Even more baffling is that she sometimes doesn't want my hands on my own phone when we are playing a game on it. I'll be holding the phone in front of her face as she plays Peekaboo Sesame Street, and suddenly she'll be tugging at my fingers on the edge of the phone, as if they are offending her. So I move the finger that is pissing her off, but it has to be replaced by another finger somewhere else because my phone doesn't just levitate through magic, Audrey, but then the new finger pisses her off and she starts poking at that one instead.

It has gotten to the point where sometimes, while playing Peekaboo Sesame Street, I have to grip the phone carefully with my knuckles while supporting the back of it and keeping my hands out of sight. Because she wants to sit on my lap and play a game that I bought for her on my phone, but if she can so much as see a single one of my fingers she is just going to blow a f***ing gasket.

Jerk.



NO OPENING THE CABINETS

Audrey loves opening cabinets and going 'shopping' for toys among whatever dangerous cleaning chemicals are contained within (we put the actual dangerous cleaning chemicals up out of reach, don't worry. I don't think a few Lysol wipes ever killed anyone).

But apparently, this privilege is reserved for her alone. If she's nearby and I try to open a cabinet, she will close it immediately. Immediately. She will close it on my hand if needed, and then give me this dirty look like "you know you're not supposed to be in there."

She is also rather fanatical about the refrigerator door. You'd think she's the one paying the electricity bill or something. It's fine to open the fridge for a moment, but if you want to hold it open while you stand in front of it debating what you want to snack on, you'll have Audrey to deal with. She leans her full weight into both hands as she pushes it closed, which is pretty damned effective. Bonus efficacy points because if I wanted to reopen it, I'd have to knock her over to do so.

The bright side is that I really think about what I want before I open the fridge, though, which I guess is good for the environment. Thanks, Audrey.
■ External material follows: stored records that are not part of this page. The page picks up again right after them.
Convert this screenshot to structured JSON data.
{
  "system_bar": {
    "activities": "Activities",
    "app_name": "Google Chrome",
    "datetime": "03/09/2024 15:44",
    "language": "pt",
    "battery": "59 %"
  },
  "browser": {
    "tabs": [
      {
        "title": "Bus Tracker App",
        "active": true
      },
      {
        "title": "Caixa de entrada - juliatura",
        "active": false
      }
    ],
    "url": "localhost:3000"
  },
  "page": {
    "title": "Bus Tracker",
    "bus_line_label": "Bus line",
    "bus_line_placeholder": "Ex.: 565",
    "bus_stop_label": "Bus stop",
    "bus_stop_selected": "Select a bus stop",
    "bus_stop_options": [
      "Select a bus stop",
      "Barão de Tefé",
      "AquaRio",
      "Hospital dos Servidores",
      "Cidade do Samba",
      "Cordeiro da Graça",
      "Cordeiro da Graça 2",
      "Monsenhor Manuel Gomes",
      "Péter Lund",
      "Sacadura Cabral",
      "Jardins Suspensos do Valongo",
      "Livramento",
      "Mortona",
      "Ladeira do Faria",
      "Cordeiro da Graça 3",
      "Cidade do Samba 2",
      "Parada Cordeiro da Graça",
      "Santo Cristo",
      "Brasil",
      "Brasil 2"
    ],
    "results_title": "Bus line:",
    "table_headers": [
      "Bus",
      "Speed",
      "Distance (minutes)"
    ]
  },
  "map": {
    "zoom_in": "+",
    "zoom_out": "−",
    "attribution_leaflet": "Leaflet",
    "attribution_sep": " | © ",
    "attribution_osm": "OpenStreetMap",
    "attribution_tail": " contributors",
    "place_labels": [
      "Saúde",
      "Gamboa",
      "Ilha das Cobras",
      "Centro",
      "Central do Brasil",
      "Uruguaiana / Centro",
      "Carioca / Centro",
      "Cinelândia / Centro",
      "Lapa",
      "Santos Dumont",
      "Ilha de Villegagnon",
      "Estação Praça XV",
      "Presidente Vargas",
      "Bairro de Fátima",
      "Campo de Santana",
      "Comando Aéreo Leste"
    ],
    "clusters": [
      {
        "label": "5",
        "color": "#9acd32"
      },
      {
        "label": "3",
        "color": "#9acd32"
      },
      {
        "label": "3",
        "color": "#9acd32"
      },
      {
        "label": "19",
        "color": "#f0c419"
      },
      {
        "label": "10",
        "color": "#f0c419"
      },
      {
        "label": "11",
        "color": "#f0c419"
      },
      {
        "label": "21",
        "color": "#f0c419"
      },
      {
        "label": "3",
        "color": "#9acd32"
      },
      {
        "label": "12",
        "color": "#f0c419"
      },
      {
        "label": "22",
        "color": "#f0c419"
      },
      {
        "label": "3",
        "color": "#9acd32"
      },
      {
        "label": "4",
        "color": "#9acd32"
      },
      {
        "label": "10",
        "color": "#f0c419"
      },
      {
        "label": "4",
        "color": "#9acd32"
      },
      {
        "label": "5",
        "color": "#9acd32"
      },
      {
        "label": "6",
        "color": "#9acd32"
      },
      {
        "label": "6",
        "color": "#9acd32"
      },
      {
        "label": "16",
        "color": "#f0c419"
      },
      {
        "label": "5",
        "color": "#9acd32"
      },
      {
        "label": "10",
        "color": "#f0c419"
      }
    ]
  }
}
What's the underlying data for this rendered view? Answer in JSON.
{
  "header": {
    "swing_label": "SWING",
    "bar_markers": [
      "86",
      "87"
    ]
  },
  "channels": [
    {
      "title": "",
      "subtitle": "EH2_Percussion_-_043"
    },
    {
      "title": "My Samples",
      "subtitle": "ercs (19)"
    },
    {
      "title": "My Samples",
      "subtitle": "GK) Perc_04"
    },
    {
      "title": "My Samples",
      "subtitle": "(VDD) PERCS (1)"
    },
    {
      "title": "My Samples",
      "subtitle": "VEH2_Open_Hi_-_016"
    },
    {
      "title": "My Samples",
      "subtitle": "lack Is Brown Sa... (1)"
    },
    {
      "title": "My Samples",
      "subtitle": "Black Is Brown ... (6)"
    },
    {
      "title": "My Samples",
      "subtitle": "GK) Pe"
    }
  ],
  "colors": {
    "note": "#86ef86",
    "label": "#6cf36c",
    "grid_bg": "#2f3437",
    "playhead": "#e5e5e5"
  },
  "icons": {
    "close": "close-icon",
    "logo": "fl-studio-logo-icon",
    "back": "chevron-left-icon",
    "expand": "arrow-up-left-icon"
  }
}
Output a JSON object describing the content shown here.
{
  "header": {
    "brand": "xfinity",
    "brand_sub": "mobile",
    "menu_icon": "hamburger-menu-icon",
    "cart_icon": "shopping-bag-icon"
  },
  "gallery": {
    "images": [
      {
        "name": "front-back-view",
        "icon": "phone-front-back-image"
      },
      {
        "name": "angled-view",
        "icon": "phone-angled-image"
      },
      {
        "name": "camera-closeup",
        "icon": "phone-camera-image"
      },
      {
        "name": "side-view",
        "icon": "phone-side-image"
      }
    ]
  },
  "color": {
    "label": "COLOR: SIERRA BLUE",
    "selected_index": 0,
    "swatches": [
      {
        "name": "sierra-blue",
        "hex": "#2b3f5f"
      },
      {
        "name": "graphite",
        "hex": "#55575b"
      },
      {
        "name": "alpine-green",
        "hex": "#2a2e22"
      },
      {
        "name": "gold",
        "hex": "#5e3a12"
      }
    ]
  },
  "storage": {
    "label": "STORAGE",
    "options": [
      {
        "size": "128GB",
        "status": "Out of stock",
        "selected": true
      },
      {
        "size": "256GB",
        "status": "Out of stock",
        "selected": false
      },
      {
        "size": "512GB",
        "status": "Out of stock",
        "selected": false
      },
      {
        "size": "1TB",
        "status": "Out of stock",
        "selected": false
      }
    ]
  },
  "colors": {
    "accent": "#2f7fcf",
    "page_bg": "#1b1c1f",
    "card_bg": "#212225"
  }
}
YOU HAVE TO SHARE WHATEVER YOU'RE EATING

This is just a no-brainer. It doesn't matter what I'm eating -- it could be ghost peppers straight out of a 500-degree oven and she'd still demand that I share with her.

Even giving her her own serving doesn't usually help. The other day, I cut up a banana with some bran flakes in a little baby bowl and gave it to her. I then poured myself a bowl of the exact same, the only difference being that mine had milk on it too. Audrey immediately climbed into my lap on the floor, facing me, and started shoving her fingers into my bowl to pull out pieces of banana. She had her own helping of banana, but she only wanted to steal mine.

I ended up pouring the entire contents of her baby bowl into my bowl because clearly, she wasn't interested in eating her own food. She ate at least 60% of the banana slices.

Also, the other day, I had a moment of weakness and got some fast food french fries on the way home from the grocery store. Audrey spent the next thirty minutes walking around with a french fry gripped tightly in each hand. She didn't even want to eat them; she just wanted to have them because I was having them and she wasn't about to just let that happen.

And don't even get me started on how much of my black bean chocolate muffin she ate. WE WERE SUPPOSED TO BE SHARING THAT, AUDREY. SHARING IT.

When I was a kid, I was always so annoyed when my mom would take french fries or a chicken nugget from my Happy Meal. Now I understand it, though. It's just payback for all the shit I probably stole from her when I was a baby.


Eventually, I hope Audrey learns that everyone else doesn't have to follow her moral code. I can open cabinets, wear jackets, and push shopping carts whenever I like, and that's just something she's gonna have to deal with.

But if she never learns that lesson, then god help us all when she goes through her teenage "meat is murder" phase, or when she starts ranting about the dangers of 'binge drinking' as I enjoy a glass of wine with dinner. If she's anywhere near as stubborn about it as she is now, it's going to be WWIII up in our house.